REPUBLIKA.CO.ID, JAKARTA — Perusahaan tambang batu bara di Indonesia perlu segera mendiversifikasi bisnisnya dan memulai transisi energi selagi masih memiliki kekuatan finansial. Fluktuasi harga komoditas adalah hal biasa, namun tren global menuju energi hijau dan kebijakan pemerintah yang cenderung berorientasi jangka pendek berpotensi menciptakan tantangan struktural bagi industri batu bara di masa depan.

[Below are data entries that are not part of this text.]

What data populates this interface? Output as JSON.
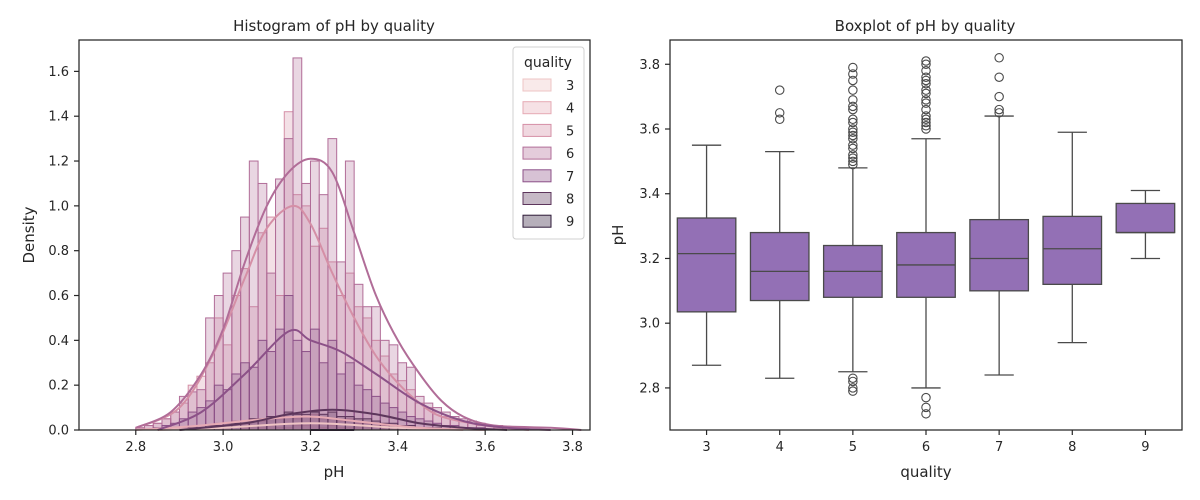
{
  "chart_data": [
    {
      "type": "histogram",
      "title": "Histogram of pH by quality",
      "xlabel": "pH",
      "ylabel": "Density",
      "xlim": [
        2.67,
        3.84
      ],
      "ylim": [
        0,
        1.74
      ],
      "xticks": [
        2.8,
        3.0,
        3.2,
        3.4,
        3.6,
        3.8
      ],
      "yticks": [
        0.0,
        0.2,
        0.4,
        0.6,
        0.8,
        1.0,
        1.2,
        1.4,
        1.6
      ],
      "xtick_labels": [
        "2.8",
        "3.0",
        "3.2",
        "3.4",
        "3.6",
        "3.8"
      ],
      "ytick_labels": [
        "0.0",
        "0.2",
        "0.4",
        "0.6",
        "0.8",
        "1.0",
        "1.2",
        "1.4",
        "1.6"
      ],
      "bins": [
        2.72,
        2.74,
        2.76,
        2.78,
        2.8,
        2.82,
        2.84,
        2.86,
        2.88,
        2.9,
        2.92,
        2.94,
        2.96,
        2.98,
        3.0,
        3.02,
        3.04,
        3.06,
        3.08,
        3.1,
        3.12,
        3.14,
        3.16,
        3.18,
        3.2,
        3.22,
        3.24,
        3.26,
        3.28,
        3.3,
        3.32,
        3.34,
        3.36,
        3.38,
        3.4,
        3.42,
        3.44,
        3.46,
        3.48,
        3.5,
        3.52,
        3.54,
        3.56,
        3.58,
        3.6,
        3.62,
        3.64,
        3.66,
        3.68,
        3.7,
        3.72,
        3.74,
        3.76,
        3.78,
        3.8,
        3.82
      ],
      "legend_title": "quality",
      "legend_position": "upper right",
      "series": [
        {
          "name": "3",
          "color": "#eec4c4",
          "density": [
            0,
            0,
            0,
            0,
            0,
            0,
            0,
            0,
            0,
            0.01,
            0.01,
            0,
            0.01,
            0.01,
            0.01,
            0,
            0.01,
            0.02,
            0.01,
            0.02,
            0.01,
            0.01,
            0.02,
            0.02,
            0.03,
            0.01,
            0.02,
            0.01,
            0.01,
            0.01,
            0.02,
            0,
            0.01,
            0.01,
            0,
            0,
            0,
            0,
            0,
            0,
            0,
            0,
            0,
            0,
            0,
            0,
            0,
            0,
            0,
            0,
            0,
            0,
            0,
            0,
            0
          ],
          "kde": [
            [
              2.85,
              0.0
            ],
            [
              3.0,
              0.01
            ],
            [
              3.2,
              0.03
            ],
            [
              3.4,
              0.01
            ],
            [
              3.55,
              0.0
            ]
          ]
        },
        {
          "name": "4",
          "color": "#e6aab4",
          "density": [
            0,
            0,
            0,
            0,
            0,
            0,
            0,
            0,
            0.01,
            0.01,
            0.01,
            0.02,
            0.02,
            0.03,
            0.03,
            0.04,
            0.03,
            0.05,
            0.04,
            0.06,
            0.05,
            0.06,
            0.05,
            0.06,
            0.07,
            0.05,
            0.05,
            0.04,
            0.05,
            0.03,
            0.03,
            0.02,
            0.02,
            0.02,
            0.01,
            0.01,
            0.01,
            0.01,
            0,
            0,
            0,
            0,
            0,
            0,
            0,
            0,
            0,
            0,
            0,
            0,
            0,
            0,
            0,
            0,
            0
          ],
          "kde": [
            [
              2.8,
              0.0
            ],
            [
              2.95,
              0.02
            ],
            [
              3.1,
              0.05
            ],
            [
              3.2,
              0.06
            ],
            [
              3.3,
              0.04
            ],
            [
              3.45,
              0.01
            ],
            [
              3.6,
              0.0
            ]
          ]
        },
        {
          "name": "5",
          "color": "#d58fa6",
          "density": [
            0,
            0,
            0,
            0,
            0.01,
            0.02,
            0.03,
            0.05,
            0.08,
            0.12,
            0.2,
            0.24,
            0.3,
            0.5,
            0.38,
            0.6,
            0.72,
            0.55,
            0.88,
            0.95,
            0.6,
            1.42,
            1.05,
            1.0,
            0.82,
            0.9,
            0.75,
            0.6,
            0.7,
            0.55,
            0.5,
            0.4,
            0.33,
            0.25,
            0.22,
            0.18,
            0.12,
            0.1,
            0.08,
            0.06,
            0.05,
            0.04,
            0.03,
            0.02,
            0.02,
            0.01,
            0.01,
            0.01,
            0,
            0,
            0,
            0,
            0,
            0,
            0
          ],
          "kde": [
            [
              2.8,
              0.01
            ],
            [
              2.9,
              0.1
            ],
            [
              2.98,
              0.35
            ],
            [
              3.05,
              0.68
            ],
            [
              3.1,
              0.9
            ],
            [
              3.16,
              1.0
            ],
            [
              3.2,
              0.92
            ],
            [
              3.25,
              0.7
            ],
            [
              3.3,
              0.5
            ],
            [
              3.35,
              0.33
            ],
            [
              3.4,
              0.21
            ],
            [
              3.45,
              0.12
            ],
            [
              3.5,
              0.06
            ],
            [
              3.6,
              0.02
            ],
            [
              3.7,
              0.0
            ]
          ]
        },
        {
          "name": "6",
          "color": "#b16d98",
          "density": [
            0,
            0,
            0,
            0,
            0.01,
            0.02,
            0.03,
            0.05,
            0.08,
            0.15,
            0.17,
            0.18,
            0.5,
            0.6,
            0.7,
            0.8,
            0.95,
            1.2,
            1.1,
            0.7,
            1.12,
            1.3,
            1.66,
            1.1,
            1.2,
            1.05,
            1.3,
            0.75,
            1.2,
            0.65,
            0.55,
            0.55,
            0.4,
            0.38,
            0.3,
            0.28,
            0.15,
            0.12,
            0.1,
            0.08,
            0.06,
            0.05,
            0.04,
            0.03,
            0.02,
            0.02,
            0.01,
            0.01,
            0.01,
            0,
            0,
            0,
            0,
            0,
            0
          ],
          "kde": [
            [
              2.8,
              0.01
            ],
            [
              2.88,
              0.08
            ],
            [
              2.95,
              0.25
            ],
            [
              3.0,
              0.45
            ],
            [
              3.05,
              0.75
            ],
            [
              3.1,
              1.0
            ],
            [
              3.15,
              1.15
            ],
            [
              3.2,
              1.21
            ],
            [
              3.25,
              1.15
            ],
            [
              3.3,
              0.88
            ],
            [
              3.35,
              0.6
            ],
            [
              3.4,
              0.4
            ],
            [
              3.45,
              0.25
            ],
            [
              3.5,
              0.13
            ],
            [
              3.55,
              0.06
            ],
            [
              3.62,
              0.02
            ],
            [
              3.75,
              0.01
            ],
            [
              3.82,
              0.0
            ]
          ]
        },
        {
          "name": "7",
          "color": "#8c5188",
          "density": [
            0,
            0,
            0,
            0,
            0,
            0,
            0.01,
            0.02,
            0.03,
            0.05,
            0.08,
            0.1,
            0.13,
            0.2,
            0.18,
            0.25,
            0.3,
            0.28,
            0.4,
            0.35,
            0.45,
            0.6,
            0.4,
            0.35,
            0.45,
            0.3,
            0.4,
            0.25,
            0.3,
            0.2,
            0.18,
            0.15,
            0.12,
            0.1,
            0.08,
            0.06,
            0.05,
            0.04,
            0.03,
            0.02,
            0.02,
            0.01,
            0.01,
            0.01,
            0,
            0,
            0,
            0,
            0,
            0,
            0,
            0,
            0,
            0,
            0
          ],
          "kde": [
            [
              2.85,
              0.0
            ],
            [
              2.95,
              0.08
            ],
            [
              3.05,
              0.25
            ],
            [
              3.15,
              0.44
            ],
            [
              3.2,
              0.4
            ],
            [
              3.27,
              0.35
            ],
            [
              3.35,
              0.25
            ],
            [
              3.45,
              0.12
            ],
            [
              3.55,
              0.04
            ],
            [
              3.65,
              0.01
            ],
            [
              3.75,
              0.0
            ]
          ]
        },
        {
          "name": "8",
          "color": "#5d365c",
          "density": [
            0,
            0,
            0,
            0,
            0,
            0,
            0,
            0,
            0,
            0,
            0.01,
            0.01,
            0.02,
            0.02,
            0.03,
            0.03,
            0.04,
            0.05,
            0.05,
            0.06,
            0.06,
            0.08,
            0.07,
            0.07,
            0.08,
            0.07,
            0.08,
            0.06,
            0.06,
            0.05,
            0.05,
            0.04,
            0.03,
            0.03,
            0.02,
            0.02,
            0.01,
            0.01,
            0.01,
            0,
            0,
            0,
            0,
            0,
            0,
            0,
            0,
            0,
            0,
            0,
            0,
            0,
            0,
            0,
            0
          ],
          "kde": [
            [
              2.9,
              0.0
            ],
            [
              3.05,
              0.03
            ],
            [
              3.15,
              0.07
            ],
            [
              3.25,
              0.09
            ],
            [
              3.35,
              0.07
            ],
            [
              3.45,
              0.03
            ],
            [
              3.55,
              0.01
            ],
            [
              3.65,
              0.0
            ]
          ]
        },
        {
          "name": "9",
          "color": "#2e1a38",
          "density": [
            0,
            0,
            0,
            0,
            0,
            0,
            0,
            0,
            0,
            0,
            0,
            0,
            0,
            0,
            0,
            0,
            0,
            0,
            0,
            0,
            0,
            0,
            0,
            0,
            0,
            0,
            0,
            0,
            0,
            0,
            0,
            0,
            0,
            0,
            0,
            0,
            0,
            0,
            0,
            0,
            0,
            0,
            0,
            0,
            0,
            0,
            0,
            0,
            0,
            0,
            0,
            0,
            0,
            0,
            0
          ],
          "kde": [
            [
              3.2,
              0.0
            ],
            [
              3.3,
              0.0
            ]
          ]
        }
      ]
    },
    {
      "type": "boxplot",
      "title": "Boxplot of pH by quality",
      "xlabel": "quality",
      "ylabel": "pH",
      "ylim": [
        2.67,
        3.875
      ],
      "yticks": [
        2.8,
        3.0,
        3.2,
        3.4,
        3.6,
        3.8
      ],
      "ytick_labels": [
        "2.8",
        "3.0",
        "3.2",
        "3.4",
        "3.6",
        "3.8"
      ],
      "categories": [
        "3",
        "4",
        "5",
        "6",
        "7",
        "8",
        "9"
      ],
      "box_color": "#9370b5",
      "boxes": [
        {
          "category": "3",
          "whislo": 2.87,
          "q1": 3.035,
          "med": 3.215,
          "q3": 3.325,
          "whishi": 3.55,
          "fliers": []
        },
        {
          "category": "4",
          "whislo": 2.83,
          "q1": 3.07,
          "med": 3.16,
          "q3": 3.28,
          "whishi": 3.53,
          "fliers": [
            3.63,
            3.65,
            3.72
          ]
        },
        {
          "category": "5",
          "whislo": 2.85,
          "q1": 3.08,
          "med": 3.16,
          "q3": 3.24,
          "whishi": 3.48,
          "fliers": [
            2.79,
            2.8,
            2.82,
            2.83,
            3.49,
            3.5,
            3.51,
            3.52,
            3.54,
            3.55,
            3.57,
            3.58,
            3.59,
            3.6,
            3.62,
            3.63,
            3.66,
            3.67,
            3.69,
            3.72,
            3.75,
            3.77,
            3.79
          ]
        },
        {
          "category": "6",
          "whislo": 2.8,
          "q1": 3.08,
          "med": 3.18,
          "q3": 3.28,
          "whishi": 3.57,
          "fliers": [
            2.72,
            2.74,
            2.77,
            3.6,
            3.61,
            3.62,
            3.63,
            3.64,
            3.66,
            3.68,
            3.69,
            3.71,
            3.72,
            3.74,
            3.75,
            3.76,
            3.78,
            3.8,
            3.81
          ]
        },
        {
          "category": "7",
          "whislo": 2.84,
          "q1": 3.1,
          "med": 3.2,
          "q3": 3.32,
          "whishi": 3.64,
          "fliers": [
            3.65,
            3.66,
            3.7,
            3.76,
            3.82
          ]
        },
        {
          "category": "8",
          "whislo": 2.94,
          "q1": 3.12,
          "med": 3.23,
          "q3": 3.33,
          "whishi": 3.59,
          "fliers": []
        },
        {
          "category": "9",
          "whislo": 3.2,
          "q1": 3.28,
          "med": 3.28,
          "q3": 3.37,
          "whishi": 3.41,
          "fliers": []
        }
      ]
    }
  ]
}
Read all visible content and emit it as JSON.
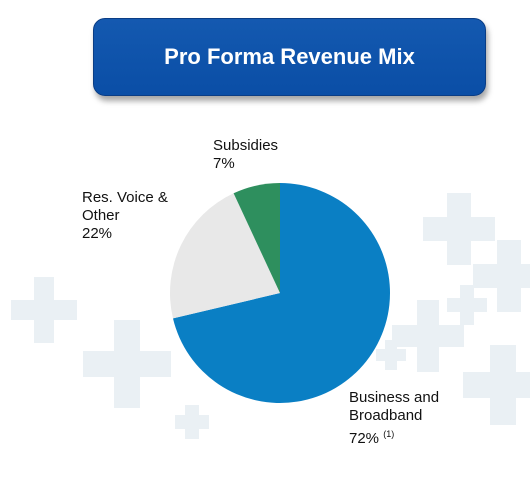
{
  "title": "Pro Forma Revenue Mix",
  "chart_data": {
    "type": "pie",
    "title": "Pro Forma Revenue Mix",
    "slices": [
      {
        "name": "Business and Broadband",
        "value": 72,
        "label_value": "72%",
        "footnote": "(1)",
        "color": "#0a7fc4"
      },
      {
        "name": "Res. Voice & Other",
        "value": 22,
        "label_value": "22%",
        "color": "#e8e8e8"
      },
      {
        "name": "Subsidies",
        "value": 7,
        "label_value": "7%",
        "color": "#2e8f5e"
      }
    ],
    "start": "12 o'clock",
    "direction": "clockwise",
    "legend": "none"
  }
}
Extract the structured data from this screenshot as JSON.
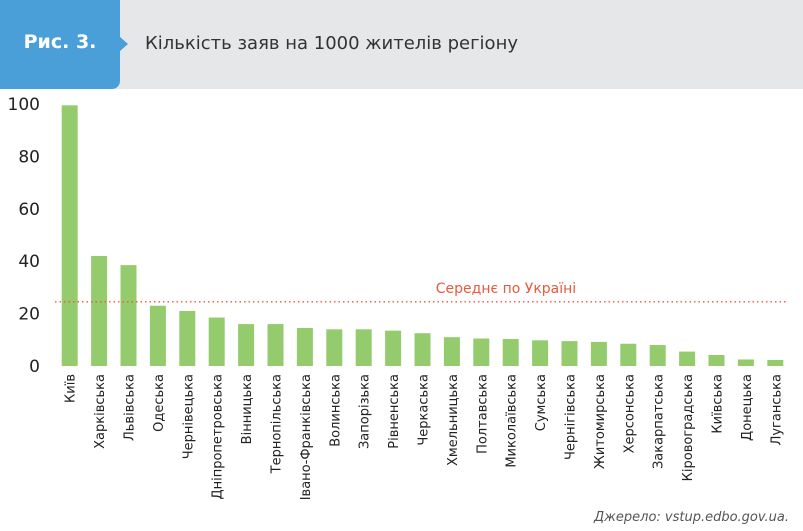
{
  "header": {
    "figure_label": "Рис. 3.",
    "title": "Кількість заяв на 1000 жителів регіону"
  },
  "colors": {
    "accent": "#4a9fd8",
    "bar": "#94cc6d",
    "average_line": "#e8593c",
    "header_bg": "#e6e7e8"
  },
  "chart_data": {
    "type": "bar",
    "title": "Кількість заяв на 1000 жителів регіону",
    "categories": [
      "Київ",
      "Харківська",
      "Львівська",
      "Одеська",
      "Чернівецька",
      "Дніпропетровська",
      "Вінницька",
      "Тернопільська",
      "Івано-Франківська",
      "Волинська",
      "Запорізька",
      "Рівненська",
      "Черкаська",
      "Хмельницька",
      "Полтавська",
      "Миколаївська",
      "Сумська",
      "Чернігівська",
      "Житомирська",
      "Херсонська",
      "Закарпатська",
      "Кіровоградська",
      "Київська",
      "Донецька",
      "Луганська"
    ],
    "values": [
      99.5,
      42,
      38.5,
      23,
      21,
      18.5,
      16,
      16,
      14.5,
      14,
      14,
      13.5,
      12.5,
      11,
      10.5,
      10.3,
      9.8,
      9.5,
      9.2,
      8.5,
      8,
      5.5,
      4.2,
      2.5,
      2.3
    ],
    "ylim": [
      0,
      100
    ],
    "yticks": [
      0,
      20,
      40,
      60,
      80,
      100
    ],
    "grid": false,
    "average": {
      "label": "Середнє по Україні",
      "value": 24.5
    }
  },
  "source": "Джерело: vstup.edbo.gov.ua."
}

Laporan terbaru Energy Shift Institute (ESI) berjudul “Coal in Indonesia: Paradox of Strength and Uncertainty” mencatat sektor tambang dan jasa batu bara di Indonesia mencetak laba bersih sebesar 31,4 miliar dolar AS sepanjang 2019–2023. Angka tersebut hanya kalah dari sektor perbankan, menandai kekuatan finansial yang besar dalam waktu singkat.
Produksi batu bara nasional bahkan terus meningkat meski permintaan global menurun, dengan rekor 836 juta ton pada 2024, naik 7,9 persen dari tahun sebelumnya. Namun, ESI menekankan bahwa kondisi tersebut tidak akan bertahan lama.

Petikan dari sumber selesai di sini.